Monday, February 15, 2010

*Diary of a Fuze Blowin Survivor *

I am sitting on my bathroom floor and I have no intention of moving. Once you hear what I've been through you will understand why I have come to love this bathroom floor I now reside on. Just call me rug girl, cause I'm not going ANYWHERE!

It all started out when it decided to snow outside even though I prayed that it wouldn't. I guess that it wasn't my day for the Good Lord to answer "yes" to me. I even thought I had faith as small as a mustard seed, but maybe there's more to that verse than my human brain understands.

I decided to be positive because I'm sick of being sad, so I went against my better judgment and had a snowball fight outside. A certain friend of mine (who will remain nameless since I'm about to say a bad thing) threw a snowball in my hood that would later ruin my night. When I went upstairs a little later I threw my coat on the bed without thinking about the snowball in the hood. When I grabbed my coat I was shocked and appalled at what I saw all over my sheets. SNOW!!!!! MELTING SNOW!!!!!! All over my new clean, warm sheets!!!! NOOOO!!!!!!! My bed is my safe place! My haven! My escape!!!! And now snow had seeped it's way into it's cozy covers!!!!

After freaking out for a few seconds, I decided to be positive again. I'll just turn on my heat warmer and the bed will be as good as new before we know it! But then I thought about how water comes up from the ground and makes rain and snow and a dead person could possibly be in that snow. I mean, seriously. The water may have come from a graveyard, built into snow in the clouds, then fell to the ground at this very school. Let's just say you won't see me eating any snow anytime soon! That's all I'm gonna say about that.

So back to my trying to stay positive moment…well…I turned on my heated mattress pad, then turned on my heater, and then as I was plugging in my phone something horrible happened….everything stopped. I didn't panic at that point, because I figured I had tripped over a cord or something. No. After a few trials and errors I found out that I had just blown a fuze. None of my plug-ins were working anymore!!!! Now all I had was a snow filled bed and a frown.

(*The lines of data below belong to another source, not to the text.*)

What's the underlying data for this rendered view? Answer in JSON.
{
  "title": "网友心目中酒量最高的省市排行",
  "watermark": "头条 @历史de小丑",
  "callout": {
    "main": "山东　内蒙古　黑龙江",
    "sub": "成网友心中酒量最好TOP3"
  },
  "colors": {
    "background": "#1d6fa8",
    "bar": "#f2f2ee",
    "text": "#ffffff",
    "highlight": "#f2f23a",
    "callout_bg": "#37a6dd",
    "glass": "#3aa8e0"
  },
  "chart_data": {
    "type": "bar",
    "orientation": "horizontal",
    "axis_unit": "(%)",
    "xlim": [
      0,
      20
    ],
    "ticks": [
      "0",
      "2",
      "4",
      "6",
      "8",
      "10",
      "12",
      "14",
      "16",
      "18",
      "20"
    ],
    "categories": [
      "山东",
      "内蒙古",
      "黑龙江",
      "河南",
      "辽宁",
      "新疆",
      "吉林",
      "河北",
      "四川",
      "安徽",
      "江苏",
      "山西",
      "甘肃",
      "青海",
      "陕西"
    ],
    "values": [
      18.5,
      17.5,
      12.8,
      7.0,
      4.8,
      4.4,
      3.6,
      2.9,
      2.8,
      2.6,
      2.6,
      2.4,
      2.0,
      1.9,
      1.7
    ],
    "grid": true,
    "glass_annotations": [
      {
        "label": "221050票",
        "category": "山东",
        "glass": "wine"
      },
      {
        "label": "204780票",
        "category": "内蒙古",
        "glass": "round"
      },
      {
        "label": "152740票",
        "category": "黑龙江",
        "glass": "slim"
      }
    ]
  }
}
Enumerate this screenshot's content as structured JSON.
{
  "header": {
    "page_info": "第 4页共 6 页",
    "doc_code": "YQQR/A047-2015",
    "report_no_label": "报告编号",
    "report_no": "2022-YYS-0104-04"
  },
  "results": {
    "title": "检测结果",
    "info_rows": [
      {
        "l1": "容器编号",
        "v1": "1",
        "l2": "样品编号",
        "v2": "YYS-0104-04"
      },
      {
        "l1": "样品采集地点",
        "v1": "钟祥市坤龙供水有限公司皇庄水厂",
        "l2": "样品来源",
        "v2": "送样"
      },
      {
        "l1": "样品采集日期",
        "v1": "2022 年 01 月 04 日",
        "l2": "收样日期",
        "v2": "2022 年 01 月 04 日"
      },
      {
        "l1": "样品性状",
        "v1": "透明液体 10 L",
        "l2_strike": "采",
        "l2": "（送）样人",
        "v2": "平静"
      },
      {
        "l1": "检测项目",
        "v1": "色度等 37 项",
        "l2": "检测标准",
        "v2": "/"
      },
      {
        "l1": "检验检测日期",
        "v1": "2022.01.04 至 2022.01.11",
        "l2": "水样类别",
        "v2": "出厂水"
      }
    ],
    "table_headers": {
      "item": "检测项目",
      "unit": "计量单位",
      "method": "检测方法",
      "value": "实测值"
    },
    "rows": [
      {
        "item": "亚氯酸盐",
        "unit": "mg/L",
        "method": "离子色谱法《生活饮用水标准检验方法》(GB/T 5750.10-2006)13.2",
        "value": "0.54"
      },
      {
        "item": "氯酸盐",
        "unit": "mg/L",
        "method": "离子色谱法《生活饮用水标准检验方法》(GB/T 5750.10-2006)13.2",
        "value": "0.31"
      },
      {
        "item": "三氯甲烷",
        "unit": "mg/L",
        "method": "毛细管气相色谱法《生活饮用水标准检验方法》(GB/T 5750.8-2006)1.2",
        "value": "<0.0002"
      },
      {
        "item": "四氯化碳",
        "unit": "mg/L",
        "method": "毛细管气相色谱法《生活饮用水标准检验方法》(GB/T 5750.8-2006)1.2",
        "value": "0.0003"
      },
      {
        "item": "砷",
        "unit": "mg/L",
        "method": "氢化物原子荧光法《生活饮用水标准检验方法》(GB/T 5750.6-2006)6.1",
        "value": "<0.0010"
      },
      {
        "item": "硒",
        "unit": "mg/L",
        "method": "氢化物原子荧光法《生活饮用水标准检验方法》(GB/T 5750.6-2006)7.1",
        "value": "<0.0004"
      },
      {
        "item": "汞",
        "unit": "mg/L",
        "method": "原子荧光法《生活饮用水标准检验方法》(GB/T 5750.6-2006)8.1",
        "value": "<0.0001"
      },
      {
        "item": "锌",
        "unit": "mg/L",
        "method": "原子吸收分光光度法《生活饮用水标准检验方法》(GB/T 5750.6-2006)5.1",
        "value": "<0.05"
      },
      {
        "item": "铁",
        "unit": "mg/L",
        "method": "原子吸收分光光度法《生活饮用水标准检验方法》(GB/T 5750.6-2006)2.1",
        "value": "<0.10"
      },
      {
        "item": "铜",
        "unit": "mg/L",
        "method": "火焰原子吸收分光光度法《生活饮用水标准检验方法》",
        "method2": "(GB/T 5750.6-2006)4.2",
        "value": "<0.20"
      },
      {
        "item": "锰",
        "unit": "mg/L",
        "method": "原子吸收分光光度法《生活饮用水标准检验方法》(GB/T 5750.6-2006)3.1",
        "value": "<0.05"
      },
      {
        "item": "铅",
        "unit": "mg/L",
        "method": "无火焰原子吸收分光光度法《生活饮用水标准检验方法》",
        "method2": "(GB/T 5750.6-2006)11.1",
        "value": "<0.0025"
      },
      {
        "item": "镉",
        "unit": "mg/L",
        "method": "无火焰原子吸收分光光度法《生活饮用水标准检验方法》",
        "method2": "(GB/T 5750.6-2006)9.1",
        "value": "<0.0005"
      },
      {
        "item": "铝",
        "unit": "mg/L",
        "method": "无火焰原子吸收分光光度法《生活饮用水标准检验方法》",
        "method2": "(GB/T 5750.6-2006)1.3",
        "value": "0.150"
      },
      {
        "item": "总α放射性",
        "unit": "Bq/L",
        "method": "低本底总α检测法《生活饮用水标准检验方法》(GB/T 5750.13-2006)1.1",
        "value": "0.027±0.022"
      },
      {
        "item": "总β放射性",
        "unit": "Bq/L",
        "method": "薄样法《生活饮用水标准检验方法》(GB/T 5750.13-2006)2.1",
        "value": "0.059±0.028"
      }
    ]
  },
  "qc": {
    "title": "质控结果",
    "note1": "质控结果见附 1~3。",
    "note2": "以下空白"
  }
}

I forced myself to make it through the freezing night, but was constantly woken up with the chills. It turns out that our heater does not work in here, so I was literally camping. I went to bed cold, woke up cold, went to class cold, and couldn't find any sort of relief. I talked to two RA's and even banged on the head of the dorm's door. I told him of my predicament: "None of my plug-ins work and my heated mattress pad is what gets me through!!!!!" I said in a horrified tone. He began to laugh at me and said "Well, I hope you find SOME way to keep warm without that mattress pad!" and began laughing again. Where's the humor? Cause I can't find it.

Maybe other people just can't understand. Maybe I have this rare disease where the cold weather sticks to my skin and never gets off. Luckily the plug ins still work in the bathroom so I have my heater in here and I am cuddled up to it for the night. I really hope that I inform you very soon that this problem is taken care of, because how can a girl get an education when things like this are happening at home?